Boy scout host a camp

Journal 1/4/1974

P7 Boy Scouts first camp First aid, swimming and lifesaving, map reading, using a compass, knots and lashing, safe handling of ax, saw and knife — these basic skills were presented to 221 Majuro Boy Scouts and their leaders, in a five-day camp held over the New Year’s weekend on Majuro’s Ebaden Island. The camp was directed by Darrell Westover, a scout leader on Kwajalein, with the help of five scouts from Kwaj’s Troop 214, and Robin Johnson of the Boy Scouts Aloha Council in Honolulu. Support in Majuro was provided by a committee including Oscar deBrum, Jim Pualoa, Bob O’Connell, Kabua Kabua, Fr. Hacker and Jina Lavin.

Journal 3/3/1997

P1 Airport packed for arrival More than one thousand Majuro residents crowded the airport area Tuesday to watch the arrival of the US Air Force jet returning President Amata Kabua’s family and his remains to the Marshalls. The plane carrying the late President’s remains and family members is a former Air Force One that was used by Presidents Kennedy, Johnson, Nixon and Carter, and which also transported the remains of President Kennedy from Dallas to Washington, DC after the president was assassinated in 1963.

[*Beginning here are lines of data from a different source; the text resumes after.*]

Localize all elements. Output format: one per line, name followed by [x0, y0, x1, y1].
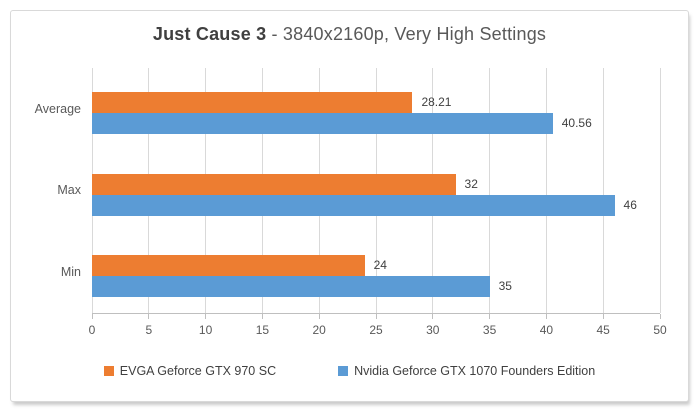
legend-label: Nvidia Geforce GTX 1070 Founders Edition — [354, 364, 596, 378]
x-tick-mark — [659, 314, 661, 319]
x-axis-tick-label: 35 — [482, 323, 497, 337]
x-axis-tick-label: 0 — [88, 323, 96, 337]
bar-min-series1 — [92, 255, 365, 277]
x-axis-tick-label: 45 — [596, 323, 610, 337]
x-tick-mark — [91, 314, 93, 319]
x-tick-mark — [432, 314, 434, 319]
x-tick-mark — [261, 314, 263, 319]
bar-value-label: 24 — [373, 258, 387, 273]
legend-label: EVGA Geforce GTX 970 SC — [119, 364, 277, 378]
bar-average-series2 — [92, 113, 553, 134]
x-axis-tick-label: 10 — [198, 323, 213, 337]
chart-frame: Just Cause 3 - 3840x2160p, Very High Set… — [10, 10, 689, 402]
legend: EVGA Geforce GTX 970 SC Nvidia Geforce GT… — [11, 364, 688, 378]
x-tick-mark — [545, 314, 547, 319]
x-axis: 0 5 10 15 20 25 30 35 40 45 50 — [89, 314, 667, 354]
legend-swatch — [338, 366, 349, 376]
legend-swatch — [103, 366, 114, 376]
gridline — [602, 68, 604, 313]
bar-value-label: 32 — [464, 176, 478, 191]
x-axis-tick-label: 15 — [255, 323, 270, 337]
category-label: Min — [60, 265, 81, 280]
bar-value-label: 46 — [623, 197, 637, 212]
x-tick-mark — [148, 314, 150, 319]
legend-item: Nvidia Geforce GTX 1070 Founders Edition — [338, 364, 595, 378]
x-axis-tick-label: 5 — [145, 323, 153, 337]
chart-title-settings: - 3840x2160p, Very High Settings — [266, 24, 547, 44]
bar-value-label: 35 — [498, 279, 512, 294]
x-axis-tick-label: 25 — [369, 323, 383, 337]
category-label: Average — [34, 101, 81, 116]
legend-item: EVGA Geforce GTX 970 SC — [103, 364, 277, 378]
bar-value-label: 28.21 — [421, 95, 452, 109]
x-tick-mark — [205, 314, 207, 319]
x-axis-tick-label: 50 — [653, 323, 667, 337]
x-axis-tick-label: 20 — [312, 323, 326, 337]
bar-max-series2 — [92, 194, 615, 216]
bar-min-series2 — [92, 276, 490, 298]
plot-area: 28.21 32 24 40.56 46 35 — [91, 68, 661, 314]
y-axis-category-labels: Average Max Min — [11, 68, 81, 313]
x-axis-tick-label: 30 — [426, 323, 440, 337]
x-axis-tick-label: 40 — [539, 323, 554, 337]
bar-value-label: 40.56 — [561, 116, 592, 130]
chart-title: Just Cause 3 - 3840x2160p, Very High Set… — [11, 24, 688, 45]
x-tick-mark — [375, 314, 377, 319]
x-tick-mark — [489, 314, 491, 319]
gridline — [489, 68, 491, 313]
bar-max-series1 — [92, 173, 456, 195]
chart-title-game: Just Cause 3 — [152, 24, 267, 44]
category-label: Max — [57, 183, 81, 198]
bar-average-series1 — [92, 92, 413, 113]
x-tick-mark — [318, 314, 320, 319]
gridline — [545, 68, 547, 313]
x-tick-mark — [602, 314, 604, 319]
gridline — [659, 68, 661, 313]
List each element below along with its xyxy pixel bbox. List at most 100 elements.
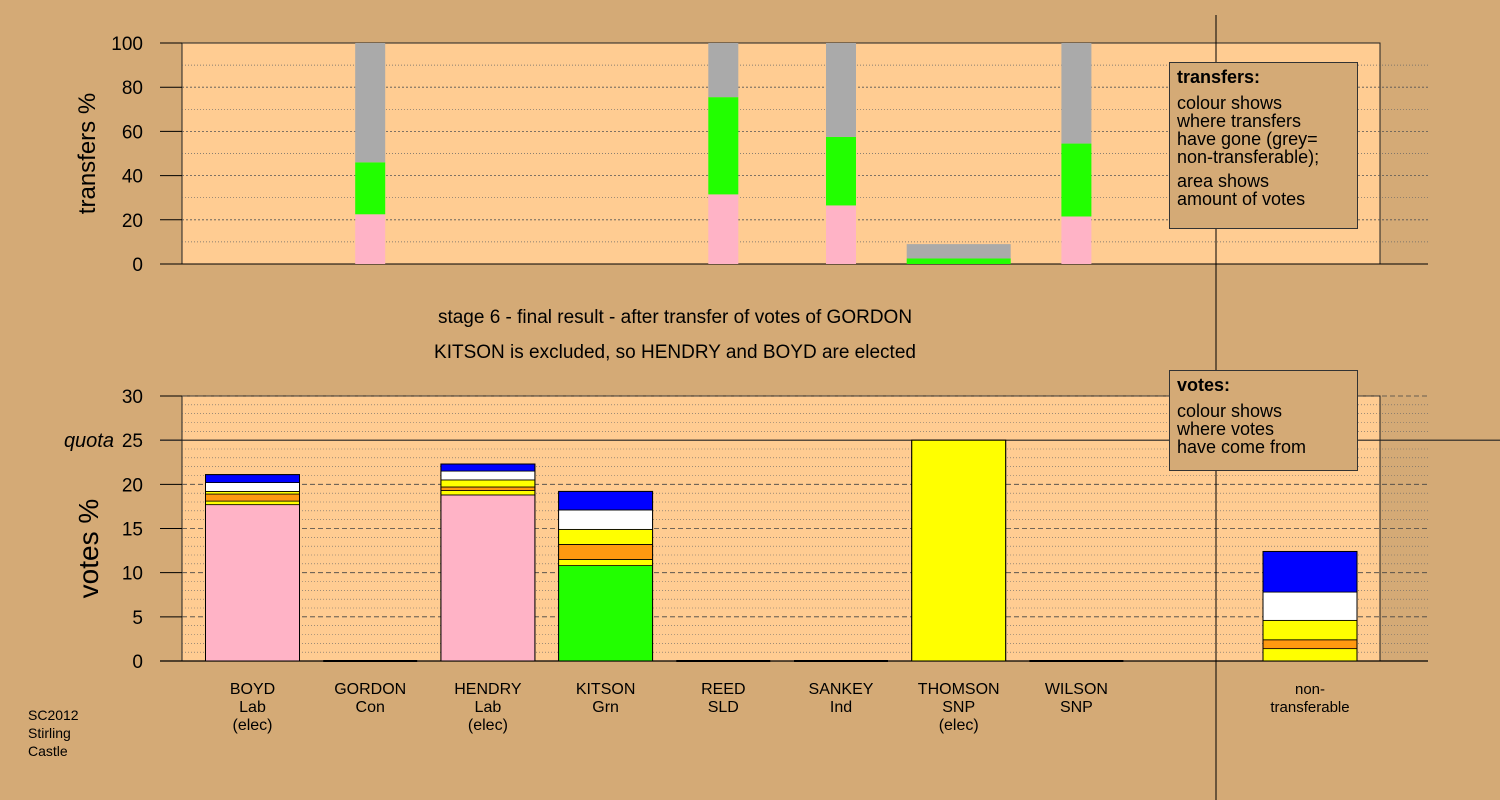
y-tick-label: 100 xyxy=(111,34,143,55)
vote-bar-segment xyxy=(1262,551,1358,593)
candidate-status: (elec) xyxy=(468,717,508,734)
candidate-party: Grn xyxy=(592,699,619,716)
candidate-name: HENDRY xyxy=(454,681,522,698)
transfers-legend-line: amount of votes xyxy=(1177,189,1306,209)
transfer-bar-segment xyxy=(826,43,856,137)
votes-legend-line: where votes xyxy=(1177,419,1275,439)
y-tick-label: 0 xyxy=(132,255,143,276)
candidate-name: REED xyxy=(701,681,745,698)
y-tick-label: 30 xyxy=(122,387,143,408)
y-tick-label: 5 xyxy=(132,608,143,629)
transfers-legend: transfers: colour shows where transfers … xyxy=(1169,62,1358,229)
vote-bar-segment xyxy=(1262,591,1358,621)
candidate-name: GORDON xyxy=(334,681,406,698)
candidate-name: KITSON xyxy=(576,681,636,698)
candidate-status: (elec) xyxy=(939,717,979,734)
vote-bar-segment xyxy=(440,470,536,481)
candidate-party: SNP xyxy=(1060,699,1093,716)
y-tick-label: 10 xyxy=(122,564,143,585)
vote-bar-segment xyxy=(1262,648,1358,662)
transfer-bar-segment xyxy=(1061,143,1092,217)
vote-bar-segment xyxy=(440,486,536,491)
votes-legend-line: colour shows xyxy=(1177,401,1283,421)
footnote: SC2012 Stirling Castle xyxy=(28,706,79,760)
y-tick-label: 20 xyxy=(122,211,143,232)
quota-label: quota xyxy=(64,430,114,452)
votes-chart: 0 5 10 15 20 25 30 quota votes % xyxy=(64,387,1500,673)
vote-bar-segment xyxy=(205,493,300,502)
transfers-legend-title: transfers: xyxy=(1177,67,1261,87)
transfers-legend-line: area shows xyxy=(1177,171,1270,191)
candidate-name: BOYD xyxy=(230,681,275,698)
y-tick-label: 20 xyxy=(122,475,143,496)
candidate-name: non- xyxy=(1295,681,1325,698)
y-tick-label: 15 xyxy=(122,520,143,541)
vote-bar-segment xyxy=(558,528,653,545)
candidate-party: Con xyxy=(356,699,385,716)
vote-bar-segment xyxy=(911,439,1007,662)
y-tick-label: 0 xyxy=(132,652,143,673)
vote-bar-segment xyxy=(205,504,300,662)
votes-legend-title: votes: xyxy=(1177,375,1231,395)
candidate-party: Ind xyxy=(830,699,852,716)
y-axis-label: votes % xyxy=(73,499,104,599)
vote-bar-outline xyxy=(911,439,1007,662)
vote-bar-outline xyxy=(440,463,536,662)
candidate-name: WILSON xyxy=(1045,681,1108,698)
candidate-name: SANKEY xyxy=(809,681,874,698)
y-tick-label: 25 xyxy=(122,431,143,452)
vote-bar-segment xyxy=(440,463,536,472)
y-tick-label: 80 xyxy=(122,78,143,99)
vote-bar-outline xyxy=(1262,550,1358,662)
vote-bar-segment xyxy=(558,544,653,560)
transfers-legend-line: have gone (grey= xyxy=(1177,129,1318,149)
vote-bar-segment xyxy=(558,490,653,511)
transfer-bar-segment xyxy=(826,136,856,206)
transfer-bar-segment xyxy=(906,258,1011,264)
candidate-party: Lab xyxy=(239,699,266,716)
transfer-bar-segment xyxy=(1061,43,1092,144)
candidate-name: THOMSON xyxy=(918,681,1000,698)
transfer-bar-segment xyxy=(355,162,386,215)
candidate-party: Lab xyxy=(475,699,502,716)
vote-bar-segment xyxy=(1262,619,1358,641)
transfer-bar-segment xyxy=(708,194,739,264)
transfer-bar-segment xyxy=(826,205,856,264)
vote-bar-segment xyxy=(558,509,653,530)
vote-bar-segment xyxy=(205,474,300,483)
footnote-line: SC2012 xyxy=(28,707,79,723)
footnote-line: Castle xyxy=(28,743,68,759)
transfer-bar-segment xyxy=(708,43,739,98)
y-tick-label: 60 xyxy=(122,122,143,143)
vote-bar-segment xyxy=(205,482,300,492)
votes-legend-line: have come from xyxy=(1177,437,1307,457)
candidate-party: transferable xyxy=(1270,699,1349,716)
candidate-party: SNP xyxy=(942,699,975,716)
vote-bar-segment xyxy=(558,559,653,567)
vote-bar-segment xyxy=(440,479,536,488)
vote-bar-segment xyxy=(440,494,536,662)
y-axis-label: transfers % xyxy=(74,93,101,214)
transfer-bar-segment xyxy=(708,97,739,195)
stage-subtitle: KITSON is excluded, so HENDRY and BOYD a… xyxy=(434,342,916,363)
stage-title: stage 6 - final result - after transfer … xyxy=(438,307,912,328)
vote-bar-outline xyxy=(205,474,300,662)
transfers-legend-line: non-transferable); xyxy=(1177,147,1320,167)
transfer-bar-segment xyxy=(355,214,386,264)
transfer-bar-segment xyxy=(1061,216,1092,264)
candidate-labels: BOYDLab(elec)GORDONConHENDRYLab(elec)KIT… xyxy=(230,681,1350,734)
votes-legend: votes: colour shows where votes have com… xyxy=(1169,370,1358,471)
y-tick-label: 40 xyxy=(122,167,143,188)
vote-bar-segment xyxy=(440,490,536,496)
vote-bar-segment xyxy=(205,500,300,506)
transfer-bar-segment xyxy=(906,244,1011,259)
candidate-party: SLD xyxy=(708,699,739,716)
transfers-legend-line: colour shows xyxy=(1177,93,1283,113)
vote-bar-segment xyxy=(558,565,653,662)
transfer-bar-segment xyxy=(355,43,386,163)
candidate-status: (elec) xyxy=(232,717,272,734)
transfers-legend-line: where transfers xyxy=(1177,111,1302,131)
vote-bar-segment xyxy=(1262,639,1358,650)
vote-bar-outline xyxy=(558,490,654,662)
footnote-line: Stirling xyxy=(28,725,71,741)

P1 US backs big loan The start of construction for Majuro’s new 12-megawatt power plant is just weeks away as the final hurdle has been leaped with completion of all environmental reviews. Marshalls Energy Company General Manager Billy Roberts said that finalization of the loan is waiting only for submission of agreements from MEC, which should be completed by next week. The US Rural Utility Service is backing the loan, which will be between $10.4 million and $12.5 million. “Instead of redoing all the lines from the power plant to Rita, we plan to put in underground lines from the power plant to the hospital and remove 40 percent of the electric load from the overhead lines,” said Roberts.

P3 Turning point: For Amata, it came in 1972 By Joe Murphy It is often expressed that human experience is peppered with turning points. For some, beset with tragedy, a commitment is made to mourn. A health scare or brush with death may trigger a new lifestyle. And the march of international events…can have a far-reaching effect on one’s life. It was thus for Amata Kabua who, to my mind, reached a pivotal turning point in the early months of 1972. It was during this period that he brought into focus the realization that the future of the Marshall Islands lay not in continued association with the other districts of Micronesia, but in seeking a separate accommodation for the future political status of his people. I remember saying to then Senator Kabua (I was at his home) that I thought he was kidding. He assured me he was serious. Subsequent events proved that. President Kabua managed to not only steward the Republic of the Marshall Islands into being, but for the first 17 years, set the course. His greatest legacy, I feel, is the considerable infrastructure…In many respects, the Marshall Islands have been modernized, its people have become sophisticated and the future, generally, holds great promise. The ultimate challenge will come in 2001 with termination of the current Compact. But to my mind, it was the turning point in 1972, the bold decision to separate from the entity “Micronesia” that set the course for the modern-day Marshall Islands. The decision of 1972 has come to define 2001. It was Amata Kabua’s decision.

Journal 1/4/2008

P1 Who will rule? All eyes will be on the Nitijela this Monday — an opening session that promises to be an historic event for the country and will, after weeks of political rhetoric and conflicting statements from the two main political parties, end the speculation about who will be the new RMI President. Unlike previous presidential elections, the outcome of this year’s vote is not a foregone conclusion. Not only is there still speculation about whether the RMI will have a UDP- or AKA-led government, Monday’s opening may also offer the possible additional drama of several competing candidates within at least one of the parties. The three possible scenarios that could play out: President Kessai Note will be returned for a third term; Speaker Litokwa Tomeing will be elevated to become the fourth President of the RMI; or a UDP-aligned candidate will get the vote of UDP members, independents and one or two currently AKA-aligned senators.

P8 1,000 ri-Majel leave in 2007? It looks like 2007 is going to be another strong year for out-migration of Marshallese to the United States. If trends from earlier this year hold up through December, 2007 will continue the pattern started in 2000 with an average of 1,000 Marshallese moving to the US annually.